Fixés à 14,7% en 2019, les droits de douane sur les vins européens (voire encadré) seront démantelés graduellement pour tomber à 0% le 1er octobre 2022, conformément à l’Accord entre l’Union européenne et le Royaume du Maroc relatif aux mesures de libéralisation réciproques en matière de produits agricoles, de produits agricoles transformés, de poissons et de produits de la pêche. Des vins très compétitifs défiant toute concurrence, à en croire notre interlocuteur. A l’opposé, les vins produits au Maroc le sont beaucoup moins, du fait des quantités modestes et des difficultés de la filière marocaine.
Baisse drastique de la superficie plantée
Face à cette situation, d’aucuns seront tentés de s’interroger si le Maroc ne s’est-il pas tiré une balle dans le pied en ouvrant le marché du vin ? Tout porte à le croire, si l’on se fie aux opérateurs marocains. La raison ? «Il est impossible pour le Maroc de concurrencer des pays comme l’Espagne, qui produit à elle seule pas moins de 40 millions d’hectolitres dont la moitié est orientée vers l’export. Et ce, pour plusieurs raisons objectives, mais aussi à cause de certaines pratiques anticoncurrentielles», déplore un industriel sous couvert d’anonymat. Selon lui, les vins européens sont généreusement subventionnés de l’amont agricole jusqu’à l’aval industriel. A commencer par les plants qui sont quasi-gratuits et les aides dédiées aux traitements phytosanitaires. De même, les unités industrielles sont subventionnées à hauteur de 50%. «Avec des procédés classiques de surfacturation, la subvention peut monter facilement jusqu’à 70%», surenchérit notre source.

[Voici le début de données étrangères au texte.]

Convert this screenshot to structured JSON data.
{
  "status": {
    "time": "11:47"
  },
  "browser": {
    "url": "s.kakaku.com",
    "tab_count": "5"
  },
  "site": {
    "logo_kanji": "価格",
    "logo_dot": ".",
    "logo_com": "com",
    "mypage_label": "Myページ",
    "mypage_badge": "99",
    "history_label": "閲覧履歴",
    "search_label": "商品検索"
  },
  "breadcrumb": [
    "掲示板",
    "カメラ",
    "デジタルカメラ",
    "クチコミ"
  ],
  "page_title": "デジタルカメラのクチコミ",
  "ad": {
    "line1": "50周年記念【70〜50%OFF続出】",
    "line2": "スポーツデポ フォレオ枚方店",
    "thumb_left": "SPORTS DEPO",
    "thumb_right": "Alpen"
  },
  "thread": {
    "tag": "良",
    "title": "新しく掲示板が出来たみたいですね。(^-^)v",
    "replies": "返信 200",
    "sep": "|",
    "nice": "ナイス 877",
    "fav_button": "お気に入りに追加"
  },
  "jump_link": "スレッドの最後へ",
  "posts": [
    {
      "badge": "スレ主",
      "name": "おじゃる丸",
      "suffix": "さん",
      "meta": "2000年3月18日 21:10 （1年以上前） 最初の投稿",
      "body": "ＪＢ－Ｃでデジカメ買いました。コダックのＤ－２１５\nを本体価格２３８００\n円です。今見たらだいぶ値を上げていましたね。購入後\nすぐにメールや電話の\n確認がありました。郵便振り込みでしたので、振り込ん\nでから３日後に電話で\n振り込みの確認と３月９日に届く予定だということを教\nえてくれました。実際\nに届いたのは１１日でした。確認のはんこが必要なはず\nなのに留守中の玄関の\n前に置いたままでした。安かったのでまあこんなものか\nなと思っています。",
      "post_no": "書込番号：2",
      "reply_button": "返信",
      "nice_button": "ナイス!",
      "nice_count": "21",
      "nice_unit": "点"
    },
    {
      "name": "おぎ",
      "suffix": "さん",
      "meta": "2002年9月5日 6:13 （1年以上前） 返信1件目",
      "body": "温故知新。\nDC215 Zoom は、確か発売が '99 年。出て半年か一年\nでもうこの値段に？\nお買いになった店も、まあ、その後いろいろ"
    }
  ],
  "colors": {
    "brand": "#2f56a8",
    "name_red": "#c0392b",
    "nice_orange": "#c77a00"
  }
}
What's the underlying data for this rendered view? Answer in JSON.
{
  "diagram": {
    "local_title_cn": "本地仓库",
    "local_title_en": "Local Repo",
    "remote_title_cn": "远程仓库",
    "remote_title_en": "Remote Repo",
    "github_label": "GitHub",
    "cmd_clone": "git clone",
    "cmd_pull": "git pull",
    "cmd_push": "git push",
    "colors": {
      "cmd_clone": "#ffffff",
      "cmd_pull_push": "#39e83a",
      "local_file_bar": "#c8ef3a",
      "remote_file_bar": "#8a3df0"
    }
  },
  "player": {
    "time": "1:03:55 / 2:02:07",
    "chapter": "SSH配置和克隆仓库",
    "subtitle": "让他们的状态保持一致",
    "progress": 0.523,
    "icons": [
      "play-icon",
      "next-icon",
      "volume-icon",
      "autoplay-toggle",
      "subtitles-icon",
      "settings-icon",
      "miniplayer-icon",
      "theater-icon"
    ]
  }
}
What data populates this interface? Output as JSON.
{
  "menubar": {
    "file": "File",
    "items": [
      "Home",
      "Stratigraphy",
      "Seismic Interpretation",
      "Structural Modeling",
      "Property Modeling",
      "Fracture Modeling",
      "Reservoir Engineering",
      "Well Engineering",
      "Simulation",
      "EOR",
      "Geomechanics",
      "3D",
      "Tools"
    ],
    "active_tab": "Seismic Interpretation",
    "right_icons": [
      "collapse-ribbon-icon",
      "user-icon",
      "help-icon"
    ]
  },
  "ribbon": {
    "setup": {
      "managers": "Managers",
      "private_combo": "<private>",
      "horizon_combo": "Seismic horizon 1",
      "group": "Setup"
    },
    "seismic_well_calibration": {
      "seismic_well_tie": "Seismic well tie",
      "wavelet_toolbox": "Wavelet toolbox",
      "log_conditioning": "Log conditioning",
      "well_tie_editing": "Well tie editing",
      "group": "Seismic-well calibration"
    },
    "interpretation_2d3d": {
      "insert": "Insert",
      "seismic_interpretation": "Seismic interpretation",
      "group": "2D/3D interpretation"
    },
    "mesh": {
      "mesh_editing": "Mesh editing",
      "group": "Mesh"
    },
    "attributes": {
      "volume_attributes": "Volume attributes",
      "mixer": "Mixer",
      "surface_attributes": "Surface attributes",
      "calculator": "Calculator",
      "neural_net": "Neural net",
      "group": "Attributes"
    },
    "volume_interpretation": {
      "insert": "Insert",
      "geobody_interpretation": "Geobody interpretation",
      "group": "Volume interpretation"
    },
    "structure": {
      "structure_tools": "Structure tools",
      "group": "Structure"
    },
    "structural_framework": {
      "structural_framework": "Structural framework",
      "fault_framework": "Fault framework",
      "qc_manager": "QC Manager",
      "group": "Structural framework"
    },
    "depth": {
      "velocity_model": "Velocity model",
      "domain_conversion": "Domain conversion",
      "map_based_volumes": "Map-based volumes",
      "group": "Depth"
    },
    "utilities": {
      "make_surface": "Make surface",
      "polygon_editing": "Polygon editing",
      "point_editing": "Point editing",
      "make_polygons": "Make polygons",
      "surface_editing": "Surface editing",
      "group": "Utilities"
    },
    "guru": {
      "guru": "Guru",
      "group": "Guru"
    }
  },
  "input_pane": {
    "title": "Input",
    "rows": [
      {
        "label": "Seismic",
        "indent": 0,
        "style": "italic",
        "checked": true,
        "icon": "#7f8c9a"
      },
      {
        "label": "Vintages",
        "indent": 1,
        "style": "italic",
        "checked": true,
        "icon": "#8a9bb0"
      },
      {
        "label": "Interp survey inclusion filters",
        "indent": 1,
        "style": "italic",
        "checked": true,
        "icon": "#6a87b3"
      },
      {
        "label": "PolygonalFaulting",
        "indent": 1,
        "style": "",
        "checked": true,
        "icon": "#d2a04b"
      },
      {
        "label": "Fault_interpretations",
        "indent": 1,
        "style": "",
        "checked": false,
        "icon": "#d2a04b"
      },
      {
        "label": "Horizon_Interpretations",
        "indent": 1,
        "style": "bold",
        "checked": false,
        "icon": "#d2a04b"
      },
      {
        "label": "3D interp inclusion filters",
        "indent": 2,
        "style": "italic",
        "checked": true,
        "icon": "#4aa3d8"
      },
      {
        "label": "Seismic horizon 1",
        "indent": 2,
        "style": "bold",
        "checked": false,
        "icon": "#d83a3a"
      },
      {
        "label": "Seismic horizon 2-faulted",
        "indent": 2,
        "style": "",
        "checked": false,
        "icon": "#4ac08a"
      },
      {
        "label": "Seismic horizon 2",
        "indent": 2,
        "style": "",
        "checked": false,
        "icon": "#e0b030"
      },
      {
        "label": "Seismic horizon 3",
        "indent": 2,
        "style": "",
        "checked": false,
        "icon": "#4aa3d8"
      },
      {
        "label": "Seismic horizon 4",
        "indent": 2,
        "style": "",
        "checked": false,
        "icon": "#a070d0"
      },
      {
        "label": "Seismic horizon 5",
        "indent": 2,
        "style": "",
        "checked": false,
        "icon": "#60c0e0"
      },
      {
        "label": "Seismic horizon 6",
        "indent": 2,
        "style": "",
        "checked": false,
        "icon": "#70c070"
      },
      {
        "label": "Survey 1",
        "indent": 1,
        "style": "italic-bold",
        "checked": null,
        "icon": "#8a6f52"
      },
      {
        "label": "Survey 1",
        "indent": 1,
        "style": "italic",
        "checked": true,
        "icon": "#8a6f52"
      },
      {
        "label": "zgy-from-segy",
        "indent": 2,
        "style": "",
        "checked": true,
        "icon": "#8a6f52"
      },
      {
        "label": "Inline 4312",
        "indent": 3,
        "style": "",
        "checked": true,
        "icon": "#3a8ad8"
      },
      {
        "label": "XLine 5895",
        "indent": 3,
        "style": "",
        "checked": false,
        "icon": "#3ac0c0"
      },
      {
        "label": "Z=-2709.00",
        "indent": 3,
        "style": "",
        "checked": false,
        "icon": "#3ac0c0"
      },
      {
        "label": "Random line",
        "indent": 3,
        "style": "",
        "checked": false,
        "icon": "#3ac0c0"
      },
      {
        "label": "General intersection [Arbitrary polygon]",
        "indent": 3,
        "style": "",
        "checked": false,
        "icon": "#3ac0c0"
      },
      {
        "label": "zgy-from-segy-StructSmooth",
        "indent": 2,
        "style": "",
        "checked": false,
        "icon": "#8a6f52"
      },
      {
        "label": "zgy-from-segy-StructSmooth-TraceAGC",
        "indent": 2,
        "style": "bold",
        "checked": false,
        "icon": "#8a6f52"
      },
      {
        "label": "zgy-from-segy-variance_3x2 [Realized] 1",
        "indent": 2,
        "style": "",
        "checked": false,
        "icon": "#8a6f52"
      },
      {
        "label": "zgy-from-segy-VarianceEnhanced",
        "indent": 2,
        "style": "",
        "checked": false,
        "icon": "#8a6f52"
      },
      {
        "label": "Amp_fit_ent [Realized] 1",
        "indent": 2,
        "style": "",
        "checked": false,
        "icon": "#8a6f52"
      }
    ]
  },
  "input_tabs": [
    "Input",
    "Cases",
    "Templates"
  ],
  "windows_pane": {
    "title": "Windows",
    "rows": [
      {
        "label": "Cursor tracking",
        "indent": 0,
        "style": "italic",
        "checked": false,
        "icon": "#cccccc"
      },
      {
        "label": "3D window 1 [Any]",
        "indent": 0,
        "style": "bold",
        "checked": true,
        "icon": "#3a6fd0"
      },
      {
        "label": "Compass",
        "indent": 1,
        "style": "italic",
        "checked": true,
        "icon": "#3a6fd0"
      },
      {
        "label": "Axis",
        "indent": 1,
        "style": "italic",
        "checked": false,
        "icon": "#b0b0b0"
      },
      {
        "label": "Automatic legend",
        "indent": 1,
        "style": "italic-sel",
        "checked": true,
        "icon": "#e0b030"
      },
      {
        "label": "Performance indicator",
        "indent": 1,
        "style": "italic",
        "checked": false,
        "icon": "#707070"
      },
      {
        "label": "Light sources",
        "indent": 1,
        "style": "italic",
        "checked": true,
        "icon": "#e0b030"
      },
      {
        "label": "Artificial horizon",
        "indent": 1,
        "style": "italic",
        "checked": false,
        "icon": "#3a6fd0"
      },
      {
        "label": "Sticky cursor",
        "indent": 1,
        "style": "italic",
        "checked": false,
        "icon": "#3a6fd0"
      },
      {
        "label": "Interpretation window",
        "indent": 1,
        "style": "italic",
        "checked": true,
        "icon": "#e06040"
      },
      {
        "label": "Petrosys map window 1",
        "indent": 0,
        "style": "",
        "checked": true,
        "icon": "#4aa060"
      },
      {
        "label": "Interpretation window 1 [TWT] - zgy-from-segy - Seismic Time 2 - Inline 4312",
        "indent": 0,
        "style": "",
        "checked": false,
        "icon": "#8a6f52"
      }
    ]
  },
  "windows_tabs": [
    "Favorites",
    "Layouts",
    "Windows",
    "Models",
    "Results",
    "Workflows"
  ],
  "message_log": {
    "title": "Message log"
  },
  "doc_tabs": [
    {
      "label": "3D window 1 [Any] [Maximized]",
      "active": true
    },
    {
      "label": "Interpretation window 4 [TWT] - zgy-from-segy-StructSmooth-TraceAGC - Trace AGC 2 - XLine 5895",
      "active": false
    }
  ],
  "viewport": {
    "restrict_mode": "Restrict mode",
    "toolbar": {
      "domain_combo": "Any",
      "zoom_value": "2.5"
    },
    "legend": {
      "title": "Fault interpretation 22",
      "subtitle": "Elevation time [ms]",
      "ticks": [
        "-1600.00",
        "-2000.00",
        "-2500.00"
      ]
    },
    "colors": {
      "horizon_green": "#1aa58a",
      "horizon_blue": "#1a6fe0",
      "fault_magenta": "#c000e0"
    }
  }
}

Les producteurs marocains ne sont pas les seuls à se plaindre des aides européennes qui faussent le jeu de la concurrence. En fait, les Chinois ont engagé un bras de fer avec l’UE dès 2012, en demandant l’ouverture d’une enquête antidumping visant les importations européennes. En 2014, les deux parties vont conclure un accord à l’amiable, en vertu duquel les Européens se sont engagés à apporter un soutien technique à la filière chinoise, en échange de l’abandon de l’enquête. «Les subventions dont bénéficient nos concurrents sont telles que ce sera le pot de fer contre le pot de terre, en 2022», tonne Omar Aouad.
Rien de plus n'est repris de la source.